Suara.com - Cuaca luar angkasa yang dihasilkan Matahari bisa membahayakan misi Artemis NASA, yang berambisi mengirim manusia kembali ke permukaan Bulan.
Meskipun letaknya sekitar 93 juta mil dari Bumi, aktivitas yang terjadi di permukaan Matahari mengeluarkan partikel radioaktif ke tata surya.
Medan magnet Bumi melindungi manusia dari aktivitas tersebut, tetapi tidak di Bulan.
Menurut studi baru yang diterbitkan dalam jurnal Solar Physics, misi Artemis NASA mungkin menghadapi kendala dengan cuaca luar angkasa.
Baca Juga: Ini Kandidat Nama Stasiun Luar Angkasa Mengorbit Bulan
Dengan menganalisis data berusia 150 tahun, para peneliti menemukan beberapa perbedaan menarik dalam kejadian cuaca luar angkasa ekstrim antara siklus Matahari genap dan ganjil.
Siklus Matahari adalah siklus 11 tahun sekali ketika jumlah bintik Matahari bervariasi.
Pada periode teraktif atau solar maximum, jumlah bintik Matahari bertambah hingga puncaknya.
Sementara pada periode dengan aktivitas terendah atau solar minimum, jumlah bintik Matahari berkurang hingga titik terendahnya.
Saat ini, telah memasuki Siklus Matahari bernomor ganjil 25 yang dimulai sekitar 29 Desember 2019 dan akan berlanjut hingga sekitar 2030.
Baca Juga: Lelang Kursi Perjalanan Luar Angkasa Blue Origin Capai Rp 37 Miliar
Dilansir dari CNET, Sabtu (22/5/2021), aktivitas di matahari akan meningkat hingga maksimum Matahari, yang akan terjadi sekitar 2025.
Selama solar maximum, Matahari menjadi liar karena mengalami pelepasan massa koronal.
Jika pelepasan ini diarahkan langsung ke Bumi, itu dapat memengaruhi satelit komunikasi dan bahkan jaringan listrik.
Sayangnya, permukaan Bulan tidak memiliki perlindungan dari cuaca luar angkasa yang ekstrem.
Baik NASA maupun National Oceanic and Atmospheric Administration tidak percaya Siklus Matahari 25 akan "sangat aktif", tetapi peristiwa ekstrem dapat terjadi dan manusia tidak memiliki cara tepat untuk memprediksinya.

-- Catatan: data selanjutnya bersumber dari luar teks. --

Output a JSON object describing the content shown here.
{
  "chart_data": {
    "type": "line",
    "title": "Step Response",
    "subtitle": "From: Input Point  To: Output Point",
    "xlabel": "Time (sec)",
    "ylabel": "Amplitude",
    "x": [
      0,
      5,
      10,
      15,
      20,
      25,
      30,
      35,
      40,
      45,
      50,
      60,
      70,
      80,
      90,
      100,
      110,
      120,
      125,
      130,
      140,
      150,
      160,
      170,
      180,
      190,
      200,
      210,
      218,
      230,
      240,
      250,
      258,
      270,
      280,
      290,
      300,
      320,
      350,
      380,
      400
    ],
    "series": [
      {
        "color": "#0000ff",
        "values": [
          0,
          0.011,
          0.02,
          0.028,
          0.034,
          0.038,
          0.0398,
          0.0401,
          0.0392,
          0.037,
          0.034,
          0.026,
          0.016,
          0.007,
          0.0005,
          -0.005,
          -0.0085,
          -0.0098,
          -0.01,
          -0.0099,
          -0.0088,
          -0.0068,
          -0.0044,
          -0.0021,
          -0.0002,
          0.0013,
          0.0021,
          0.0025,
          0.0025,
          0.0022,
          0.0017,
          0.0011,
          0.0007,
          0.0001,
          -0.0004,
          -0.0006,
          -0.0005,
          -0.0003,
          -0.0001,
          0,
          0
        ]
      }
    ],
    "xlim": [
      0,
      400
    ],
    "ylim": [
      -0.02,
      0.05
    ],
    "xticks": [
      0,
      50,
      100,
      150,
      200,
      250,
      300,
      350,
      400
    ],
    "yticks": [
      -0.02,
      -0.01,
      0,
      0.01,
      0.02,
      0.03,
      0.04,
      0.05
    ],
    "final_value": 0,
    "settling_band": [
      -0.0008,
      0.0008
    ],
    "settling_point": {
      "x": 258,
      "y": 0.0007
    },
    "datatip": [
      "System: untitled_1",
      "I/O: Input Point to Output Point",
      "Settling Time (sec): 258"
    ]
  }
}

Penelitian baru ini, para ahli menemukan bahwa dalam siklus genap, peristiwa cuaca luar angkasa ekstrem kemungkinan besar terjadi lebih awal.
Dalam siklus ganjil seperti yang dialami saat ini, peristiwa ekstrem itu biasanya terjadi pada akhir periode siklus.
"Penemuan baru ini seharusnya memungkinkan kita untuk membuat ramalan cuaca luar angkasa yang lebih baik untuk siklus matahari yang baru saja dimulai dan akan berjalan selama satu dekade atau lebih," kata Mathew Owens, ahli astrofisika di University of Reading.
Dengan data tersebut, misi Artemis yang berencana mengirim astronot kembali ke Bulan pada 2024 seharusnya dapat melakukan perencanaan, untuk menghindari cuaca luar angkasa ekstrem yang diperkirakan akan terjadi pada akhir dekade ini.